Updated Play-By-Play Data on Baseball Reference

Posted by Mike Lynch on March 30, 2023

We have run an update on our data from our friends at Retrosheet on Baseball Reference. Retrosheet, which provides box scores and play-by-play covering most of AL/NL history, has significantly expanded the availability of play-by-play for the 1921, 1922 and 1923 seasons, and, for the first time, added play-by-play for 1914 season. Thanks to their efforts, we now have play-by-play for 65.41% of 1914 games (53% in the AL and 79% in the NL), 97.72% of 1921 games, 97.35% of 1922 games and 93.35% of 1923 games. Additionally, 38 other seasons between 1917 and 1971 have seen smaller improvements in play-by-play coverage. This is our first play-by-play for the 1914 season, so many of our statistical tables that need play-by-play in order to be calculated (win probability, situational batting/pitching, base-running/miscellaneous, batting against, etc) will now have rows for 1914 for the first time. The 1921-23 seasons previously had ~80% coverage and are now very nearly complete.
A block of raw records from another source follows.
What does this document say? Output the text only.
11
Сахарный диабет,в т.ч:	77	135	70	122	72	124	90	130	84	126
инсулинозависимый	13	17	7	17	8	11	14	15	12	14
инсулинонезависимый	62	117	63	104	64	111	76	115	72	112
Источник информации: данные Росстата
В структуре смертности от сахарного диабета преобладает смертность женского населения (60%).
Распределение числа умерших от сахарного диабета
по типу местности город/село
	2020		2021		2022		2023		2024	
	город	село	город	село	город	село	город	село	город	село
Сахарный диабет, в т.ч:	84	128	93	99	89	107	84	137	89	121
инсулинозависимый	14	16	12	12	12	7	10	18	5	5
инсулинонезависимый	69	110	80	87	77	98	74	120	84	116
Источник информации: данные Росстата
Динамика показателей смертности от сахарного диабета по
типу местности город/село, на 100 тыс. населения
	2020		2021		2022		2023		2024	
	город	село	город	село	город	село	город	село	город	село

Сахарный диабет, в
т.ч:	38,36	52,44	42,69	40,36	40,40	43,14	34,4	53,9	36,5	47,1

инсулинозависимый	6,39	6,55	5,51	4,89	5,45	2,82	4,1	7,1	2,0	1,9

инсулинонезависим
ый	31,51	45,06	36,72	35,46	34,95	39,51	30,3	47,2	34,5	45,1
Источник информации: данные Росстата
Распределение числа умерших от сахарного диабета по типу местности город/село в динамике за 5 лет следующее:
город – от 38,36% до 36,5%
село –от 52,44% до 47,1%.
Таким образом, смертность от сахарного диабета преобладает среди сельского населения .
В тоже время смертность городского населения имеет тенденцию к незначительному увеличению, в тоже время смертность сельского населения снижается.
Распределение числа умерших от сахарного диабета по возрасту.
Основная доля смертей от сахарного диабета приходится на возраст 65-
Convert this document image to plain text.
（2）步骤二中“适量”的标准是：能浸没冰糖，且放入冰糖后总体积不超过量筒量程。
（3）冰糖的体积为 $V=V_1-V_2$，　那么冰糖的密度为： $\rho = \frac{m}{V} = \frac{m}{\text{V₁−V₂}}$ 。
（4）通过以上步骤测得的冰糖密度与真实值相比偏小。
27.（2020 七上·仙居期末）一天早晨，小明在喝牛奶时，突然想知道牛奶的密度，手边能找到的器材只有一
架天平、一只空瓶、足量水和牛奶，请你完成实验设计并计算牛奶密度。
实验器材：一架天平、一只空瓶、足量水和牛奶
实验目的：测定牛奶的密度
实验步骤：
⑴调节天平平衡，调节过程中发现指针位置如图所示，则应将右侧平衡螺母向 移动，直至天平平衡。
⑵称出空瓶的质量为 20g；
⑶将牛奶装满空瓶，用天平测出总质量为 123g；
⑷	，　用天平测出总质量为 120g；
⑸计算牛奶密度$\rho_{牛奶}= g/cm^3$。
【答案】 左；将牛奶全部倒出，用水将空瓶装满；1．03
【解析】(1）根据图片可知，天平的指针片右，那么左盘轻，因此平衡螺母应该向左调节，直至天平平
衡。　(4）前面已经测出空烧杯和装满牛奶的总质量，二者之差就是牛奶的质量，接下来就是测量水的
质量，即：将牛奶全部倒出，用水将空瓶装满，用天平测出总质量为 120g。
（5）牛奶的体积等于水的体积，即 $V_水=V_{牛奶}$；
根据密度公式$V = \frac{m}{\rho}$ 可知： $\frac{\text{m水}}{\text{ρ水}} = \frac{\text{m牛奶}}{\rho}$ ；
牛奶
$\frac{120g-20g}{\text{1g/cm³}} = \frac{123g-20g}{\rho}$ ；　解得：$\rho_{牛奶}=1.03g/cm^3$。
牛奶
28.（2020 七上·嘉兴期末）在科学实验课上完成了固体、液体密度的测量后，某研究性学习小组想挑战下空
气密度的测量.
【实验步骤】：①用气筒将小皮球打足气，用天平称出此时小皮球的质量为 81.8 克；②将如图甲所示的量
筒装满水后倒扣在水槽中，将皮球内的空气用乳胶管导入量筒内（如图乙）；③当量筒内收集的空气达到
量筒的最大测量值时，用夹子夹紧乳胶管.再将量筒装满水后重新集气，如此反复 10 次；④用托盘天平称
Check out our full play-by-play data coverage map.

The additional play-by-play is also available in Stathead. For example, we now have 9 walk-off home runs from 1914. Two of those were hit by Gavvy Cravath of the Philadelphia Phillies. On Cravath’s Home Run Log, you can see we now have play-by-play data (and therefore win probability added) for 18 of his league-leading 19 home runs. The most important of these 18 home runs (by WPA) was his walk-off home run on June 11 against the Reds. In the bottom of the ninth with two outs and the bases empty, he ended the game with a deep blast to center off Earl Yingling. It had a WPA of .468.

The one Cravath home run from 1914 that we’re missing (August 4) was also a walk-off home run. We know this thanks to the Tattersall/McConnell Home Run Log, a database of all homers hit in the major leagues since 1876. This third walk-off home run is not in the Event Finder because we do not have any other events for that game.

Cravath’s season WPA is 4.3, tops in the NL and second in the majors to Eddie Collins’ 4.7. On the pitching side, Jeff Pfeffer of the Brooklyn Robins leads the way at 6.4. You can check out the complete WPA stats for the AL and NL. These are subject to change as play-by-play for more games is added.

This new data, along with our recent Seamheads update, will also allow us to re-run our WAR numbers, so keep an eye out for that update this week.

One Response to “Updated Play-By-Play Data on Baseball Reference”

  1. John Steele Says:

    Great news on adding more PBP data!